Il comandante ha inoltre comunicato che l’identificazione delle vittime proseguirà il più rapidamente possibile – “ha la priorità assoluta” – ma che occorre rispettare gli standard internazionali. Ciò richiederà quindi tempo.
In particolare viene impiegata un’unità speciale composta di 30 persone per l’identificazione delle vittime di catastrofi, una cosiddetta squadra DVI (Disaster Victim Identification). Questa unità è stata costituita dopo lo tsunami che ha colpito l’Asia nel 2004, ha spiegato il capo della polizia criminale vallesana Pierre-Antoine Lengen. È composta, tra l’altro, di investigatori scientifici specializzati della polizia, medici legali e dentisti.

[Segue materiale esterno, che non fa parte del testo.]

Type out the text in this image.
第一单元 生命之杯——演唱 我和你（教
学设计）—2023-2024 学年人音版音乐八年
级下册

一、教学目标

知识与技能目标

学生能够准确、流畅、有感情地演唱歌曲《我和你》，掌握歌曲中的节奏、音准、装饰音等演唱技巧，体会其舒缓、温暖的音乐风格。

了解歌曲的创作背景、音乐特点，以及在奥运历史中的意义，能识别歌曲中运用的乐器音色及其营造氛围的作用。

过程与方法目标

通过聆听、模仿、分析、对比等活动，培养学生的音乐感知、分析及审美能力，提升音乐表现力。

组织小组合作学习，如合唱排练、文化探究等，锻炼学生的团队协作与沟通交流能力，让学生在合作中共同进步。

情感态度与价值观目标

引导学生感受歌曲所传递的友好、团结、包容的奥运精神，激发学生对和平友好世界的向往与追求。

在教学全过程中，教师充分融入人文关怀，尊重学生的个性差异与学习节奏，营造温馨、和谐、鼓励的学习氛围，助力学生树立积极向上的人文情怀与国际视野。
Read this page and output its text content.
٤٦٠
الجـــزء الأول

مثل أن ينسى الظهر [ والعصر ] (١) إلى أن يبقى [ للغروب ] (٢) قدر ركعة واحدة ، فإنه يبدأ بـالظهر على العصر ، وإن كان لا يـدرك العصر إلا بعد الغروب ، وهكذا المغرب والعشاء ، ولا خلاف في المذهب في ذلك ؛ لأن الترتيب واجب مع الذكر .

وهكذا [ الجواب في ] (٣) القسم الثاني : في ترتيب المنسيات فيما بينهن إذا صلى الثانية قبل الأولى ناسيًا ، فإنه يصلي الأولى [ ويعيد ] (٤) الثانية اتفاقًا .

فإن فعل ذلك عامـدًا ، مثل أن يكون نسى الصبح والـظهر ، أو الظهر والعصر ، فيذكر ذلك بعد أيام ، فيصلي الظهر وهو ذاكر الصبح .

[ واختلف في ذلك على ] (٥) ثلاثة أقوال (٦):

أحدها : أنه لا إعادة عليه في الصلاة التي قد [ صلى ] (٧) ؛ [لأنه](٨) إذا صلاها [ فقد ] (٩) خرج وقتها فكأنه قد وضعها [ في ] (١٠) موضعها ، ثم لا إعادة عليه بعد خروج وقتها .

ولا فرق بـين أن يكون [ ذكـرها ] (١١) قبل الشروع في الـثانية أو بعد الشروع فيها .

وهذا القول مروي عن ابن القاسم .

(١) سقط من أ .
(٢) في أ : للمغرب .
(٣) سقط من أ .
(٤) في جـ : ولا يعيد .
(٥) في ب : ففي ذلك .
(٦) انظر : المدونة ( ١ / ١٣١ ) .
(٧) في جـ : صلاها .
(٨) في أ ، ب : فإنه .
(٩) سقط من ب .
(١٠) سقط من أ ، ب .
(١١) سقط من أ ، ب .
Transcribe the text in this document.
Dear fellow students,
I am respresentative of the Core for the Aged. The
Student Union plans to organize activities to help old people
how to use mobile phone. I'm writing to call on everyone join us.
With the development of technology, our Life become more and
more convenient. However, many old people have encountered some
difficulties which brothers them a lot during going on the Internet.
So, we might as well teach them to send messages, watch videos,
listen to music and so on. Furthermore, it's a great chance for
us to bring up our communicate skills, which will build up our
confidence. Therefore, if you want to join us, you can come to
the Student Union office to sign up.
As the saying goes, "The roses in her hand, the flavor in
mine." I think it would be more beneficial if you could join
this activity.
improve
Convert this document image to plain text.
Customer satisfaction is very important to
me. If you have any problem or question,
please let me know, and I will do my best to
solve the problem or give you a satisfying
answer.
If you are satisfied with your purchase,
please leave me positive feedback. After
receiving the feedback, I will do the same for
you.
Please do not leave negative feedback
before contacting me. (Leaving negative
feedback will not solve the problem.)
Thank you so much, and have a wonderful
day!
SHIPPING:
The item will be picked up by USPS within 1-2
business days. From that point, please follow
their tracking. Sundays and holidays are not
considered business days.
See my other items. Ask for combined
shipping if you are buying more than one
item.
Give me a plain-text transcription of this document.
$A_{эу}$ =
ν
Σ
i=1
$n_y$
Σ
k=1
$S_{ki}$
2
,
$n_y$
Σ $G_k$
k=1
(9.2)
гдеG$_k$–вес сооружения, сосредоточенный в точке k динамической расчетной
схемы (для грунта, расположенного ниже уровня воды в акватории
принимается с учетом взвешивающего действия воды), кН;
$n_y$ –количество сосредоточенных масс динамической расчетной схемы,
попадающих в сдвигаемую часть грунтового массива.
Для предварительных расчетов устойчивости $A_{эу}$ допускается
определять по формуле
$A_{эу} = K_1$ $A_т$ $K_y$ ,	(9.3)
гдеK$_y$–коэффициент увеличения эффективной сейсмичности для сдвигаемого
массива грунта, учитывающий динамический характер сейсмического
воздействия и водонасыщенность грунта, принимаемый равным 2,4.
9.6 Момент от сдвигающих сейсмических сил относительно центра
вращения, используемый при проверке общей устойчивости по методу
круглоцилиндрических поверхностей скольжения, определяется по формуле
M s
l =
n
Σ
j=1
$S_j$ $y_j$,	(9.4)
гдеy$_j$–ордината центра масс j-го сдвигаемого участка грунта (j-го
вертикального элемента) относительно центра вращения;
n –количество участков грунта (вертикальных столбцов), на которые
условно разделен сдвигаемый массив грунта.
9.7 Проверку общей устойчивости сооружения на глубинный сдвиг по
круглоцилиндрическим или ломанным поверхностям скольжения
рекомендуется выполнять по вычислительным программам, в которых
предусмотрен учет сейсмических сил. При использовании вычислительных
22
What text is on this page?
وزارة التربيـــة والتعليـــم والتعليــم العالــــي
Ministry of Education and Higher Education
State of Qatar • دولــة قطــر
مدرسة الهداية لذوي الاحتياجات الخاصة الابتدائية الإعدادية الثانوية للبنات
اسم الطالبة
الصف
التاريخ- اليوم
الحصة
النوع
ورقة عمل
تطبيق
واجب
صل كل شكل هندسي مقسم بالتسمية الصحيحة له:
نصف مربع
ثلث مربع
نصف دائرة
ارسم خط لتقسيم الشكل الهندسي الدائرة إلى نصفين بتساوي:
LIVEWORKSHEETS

Questa unità speciale opera secondo standard internazionali. Nell’identificazione delle vittime, le autorità non possono permettersi errori, ha sottolineato Lengen. La polizia cantonale vallesana, ha aggiunto, può contare anche sul sostegno di altri cantoni, delle autorità federali e di altri partner in Svizzera e all’estero.
Gisler ha anche indicato di aver disposto che tutte le famiglie alla ricerca di parenti feriti o deceduti siano assistite giorno e notte da specialisti.